Words are not tangible and therefore shouldn’t be able to cause any pain. Right?  Wrong!!  No matter how strong our battle armor is, all of us can become emotionally wounded by words.  Why?  Well words are a verbal manifestation of someone else’s thoughts, feelings, and emotions.  When someone else’s feelings aren’t in line with our own, we can feel invalidated which can cause our sense of: self, self-worth, security, values, and beliefs to be disregarded or wrong.   This invalidation then quickly morphs into feelings of depression, sadness, anxiety, and/or anger.  At this point, the roller coaster of emotions has taken off from the station.
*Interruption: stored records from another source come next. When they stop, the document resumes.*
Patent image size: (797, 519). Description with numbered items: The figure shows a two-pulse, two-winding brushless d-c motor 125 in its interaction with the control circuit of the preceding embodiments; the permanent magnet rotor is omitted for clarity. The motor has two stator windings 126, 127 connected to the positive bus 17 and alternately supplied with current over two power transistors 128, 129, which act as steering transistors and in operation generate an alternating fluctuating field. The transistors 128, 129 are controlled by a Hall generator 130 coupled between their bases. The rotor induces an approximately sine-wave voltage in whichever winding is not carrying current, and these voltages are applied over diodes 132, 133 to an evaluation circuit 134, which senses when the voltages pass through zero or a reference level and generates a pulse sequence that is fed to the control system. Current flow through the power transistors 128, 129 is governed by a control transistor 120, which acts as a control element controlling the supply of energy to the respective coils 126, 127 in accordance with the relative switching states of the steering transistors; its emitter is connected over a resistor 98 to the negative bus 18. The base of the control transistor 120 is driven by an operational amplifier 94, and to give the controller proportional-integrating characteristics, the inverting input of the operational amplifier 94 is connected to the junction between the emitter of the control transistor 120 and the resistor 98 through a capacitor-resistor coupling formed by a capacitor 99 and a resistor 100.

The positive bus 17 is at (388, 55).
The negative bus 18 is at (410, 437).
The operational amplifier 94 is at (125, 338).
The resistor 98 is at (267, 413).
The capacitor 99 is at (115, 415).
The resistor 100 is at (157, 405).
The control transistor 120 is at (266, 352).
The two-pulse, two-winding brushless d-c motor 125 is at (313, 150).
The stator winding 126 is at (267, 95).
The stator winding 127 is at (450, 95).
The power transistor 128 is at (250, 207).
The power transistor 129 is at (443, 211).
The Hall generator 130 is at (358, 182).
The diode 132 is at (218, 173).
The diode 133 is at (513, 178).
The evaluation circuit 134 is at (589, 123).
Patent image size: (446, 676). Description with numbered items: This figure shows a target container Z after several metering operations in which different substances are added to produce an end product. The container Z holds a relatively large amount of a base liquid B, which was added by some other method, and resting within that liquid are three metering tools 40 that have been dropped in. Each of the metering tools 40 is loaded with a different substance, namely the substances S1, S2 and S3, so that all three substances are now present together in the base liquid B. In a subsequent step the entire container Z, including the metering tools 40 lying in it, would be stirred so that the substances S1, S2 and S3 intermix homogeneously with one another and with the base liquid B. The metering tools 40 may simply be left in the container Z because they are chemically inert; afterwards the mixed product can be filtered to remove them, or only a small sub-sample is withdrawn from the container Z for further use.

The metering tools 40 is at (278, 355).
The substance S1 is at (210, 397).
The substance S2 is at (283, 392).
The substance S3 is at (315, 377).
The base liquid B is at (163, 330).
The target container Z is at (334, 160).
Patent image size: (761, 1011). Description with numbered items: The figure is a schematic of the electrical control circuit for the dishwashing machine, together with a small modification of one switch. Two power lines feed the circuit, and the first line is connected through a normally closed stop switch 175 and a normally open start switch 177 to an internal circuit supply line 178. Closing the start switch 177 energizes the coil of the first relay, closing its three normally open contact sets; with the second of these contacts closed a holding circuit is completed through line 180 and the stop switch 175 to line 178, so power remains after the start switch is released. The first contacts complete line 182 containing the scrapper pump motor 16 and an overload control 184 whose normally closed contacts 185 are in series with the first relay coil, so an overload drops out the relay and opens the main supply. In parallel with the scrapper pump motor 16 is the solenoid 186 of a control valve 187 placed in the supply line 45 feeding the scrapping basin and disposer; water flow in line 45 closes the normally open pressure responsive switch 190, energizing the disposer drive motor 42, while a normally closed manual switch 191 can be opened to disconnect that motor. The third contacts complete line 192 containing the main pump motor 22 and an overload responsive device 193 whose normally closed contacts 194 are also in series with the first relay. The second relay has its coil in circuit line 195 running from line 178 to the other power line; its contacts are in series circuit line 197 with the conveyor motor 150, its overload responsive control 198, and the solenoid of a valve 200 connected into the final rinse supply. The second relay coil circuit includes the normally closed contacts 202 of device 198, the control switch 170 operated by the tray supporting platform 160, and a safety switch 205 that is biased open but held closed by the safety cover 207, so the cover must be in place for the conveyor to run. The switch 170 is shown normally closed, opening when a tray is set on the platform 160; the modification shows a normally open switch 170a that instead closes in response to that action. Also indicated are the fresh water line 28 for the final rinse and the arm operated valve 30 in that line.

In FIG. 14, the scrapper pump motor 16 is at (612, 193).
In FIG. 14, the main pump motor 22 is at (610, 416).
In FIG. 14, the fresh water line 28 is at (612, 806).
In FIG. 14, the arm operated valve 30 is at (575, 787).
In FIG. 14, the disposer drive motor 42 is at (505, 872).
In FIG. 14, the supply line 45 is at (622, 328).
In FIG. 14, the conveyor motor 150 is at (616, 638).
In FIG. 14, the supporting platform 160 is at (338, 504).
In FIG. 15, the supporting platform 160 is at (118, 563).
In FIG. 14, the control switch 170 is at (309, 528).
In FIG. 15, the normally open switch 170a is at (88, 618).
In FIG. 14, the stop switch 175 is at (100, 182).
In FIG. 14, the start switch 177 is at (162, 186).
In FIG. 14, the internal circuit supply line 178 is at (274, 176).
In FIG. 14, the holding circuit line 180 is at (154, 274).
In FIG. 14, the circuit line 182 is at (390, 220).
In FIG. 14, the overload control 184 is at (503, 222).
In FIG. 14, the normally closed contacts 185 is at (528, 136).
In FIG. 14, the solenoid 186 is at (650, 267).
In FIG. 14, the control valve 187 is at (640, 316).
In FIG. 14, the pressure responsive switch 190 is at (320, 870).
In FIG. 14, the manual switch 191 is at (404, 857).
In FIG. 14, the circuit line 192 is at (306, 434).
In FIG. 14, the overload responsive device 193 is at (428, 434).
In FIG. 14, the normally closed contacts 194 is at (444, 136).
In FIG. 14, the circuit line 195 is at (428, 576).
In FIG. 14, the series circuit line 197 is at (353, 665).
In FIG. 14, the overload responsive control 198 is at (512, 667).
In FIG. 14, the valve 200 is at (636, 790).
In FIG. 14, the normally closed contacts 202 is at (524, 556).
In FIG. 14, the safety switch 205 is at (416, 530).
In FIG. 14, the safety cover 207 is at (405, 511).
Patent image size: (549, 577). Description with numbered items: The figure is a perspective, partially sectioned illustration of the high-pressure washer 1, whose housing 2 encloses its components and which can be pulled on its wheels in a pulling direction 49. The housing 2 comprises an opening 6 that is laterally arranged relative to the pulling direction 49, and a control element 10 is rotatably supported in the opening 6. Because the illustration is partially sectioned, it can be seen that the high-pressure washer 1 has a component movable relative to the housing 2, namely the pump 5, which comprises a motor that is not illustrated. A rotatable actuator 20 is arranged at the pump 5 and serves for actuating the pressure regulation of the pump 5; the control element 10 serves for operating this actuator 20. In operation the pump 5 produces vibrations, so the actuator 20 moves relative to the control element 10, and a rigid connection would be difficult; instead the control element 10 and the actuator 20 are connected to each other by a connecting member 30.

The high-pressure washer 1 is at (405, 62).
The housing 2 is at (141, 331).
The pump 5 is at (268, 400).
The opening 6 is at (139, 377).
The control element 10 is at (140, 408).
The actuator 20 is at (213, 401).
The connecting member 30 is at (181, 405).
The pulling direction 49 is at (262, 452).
As we ride this roller coaster, we begin to grasp onto anything that we can in hopes of smoothing out the ride, or at least making it less terrifying.  These “things” that we grab onto are our defense mechanisms – ways in which we can shield ourselves from feeling and experiencing these “yucky” feelings.  The defenses most often used are: 

 

  • Avoidance:  steering clear of anything that will cause any potential pain or discomfort

  • Denial:  trying to believe that nothing is wrong and that nothing has happened

  • Repression:  pushing those negative feelings deep down inside in hopes that they’ll never rear their head again

  • Displacement:  taking all of our hurt feelings and lashing out at or dumping them on someone else

  • Rationalization:  convincing yourself that the words behind that invalidation are actually true

 

Of course there are other defenses that are used but ultimately the goal is to always avoid and not experience the negative feelings.

 

So now that we’ve gotten that established, what do we do?  As I’ve said in previous blogs, the first step in dealing with the “yuck” is to acknowledge and embrace that the “yuck” is present.  Give yourself permission to feel down and not pretend that it doesn’t exist.  Take a look at how you’re dealing with that hurt and what you’re doing to try and fight it.  Are you avoiding the person, isolating yourself, throwing dirt right back at the other person, or trying to justify the other person’s statement?  The next is taking ownership of your feelings – you are your best advocate.  Support and validate you’re feelings.  “That hurt and now I feel crappy”.  Finally, if possible, communicate with the other person.  Yes, this can be the hardest step because we’re allowing our vulnerability to show through our shell, but it is essential in combating that hurt.  (Keep your eye out for future blogs where I will speak to effective communication).  Remain dedicated to talking to the other person about your feelings and how his or her words have made you feel.  Remember to use those good old ‘I statements’.  “I feel ____ when you ___”.

 

Through it all, remain authentic – your true self.  Understand and appreciate that it is your authentic self that has been hurt by words and it is your authentic self that wants that “yuck” to go away.  We know how to deal with a broken arm and a scraped knee, but healing the wounds inflicted by harmful words isn’t always so cut and dry.  Just as our broken bones need attention and care, so do our feelings and emotions. By identifying and embracing your feelings and effectively communicating your feelings, those wounds can and will be mended.  Words can hurt but they also can heal.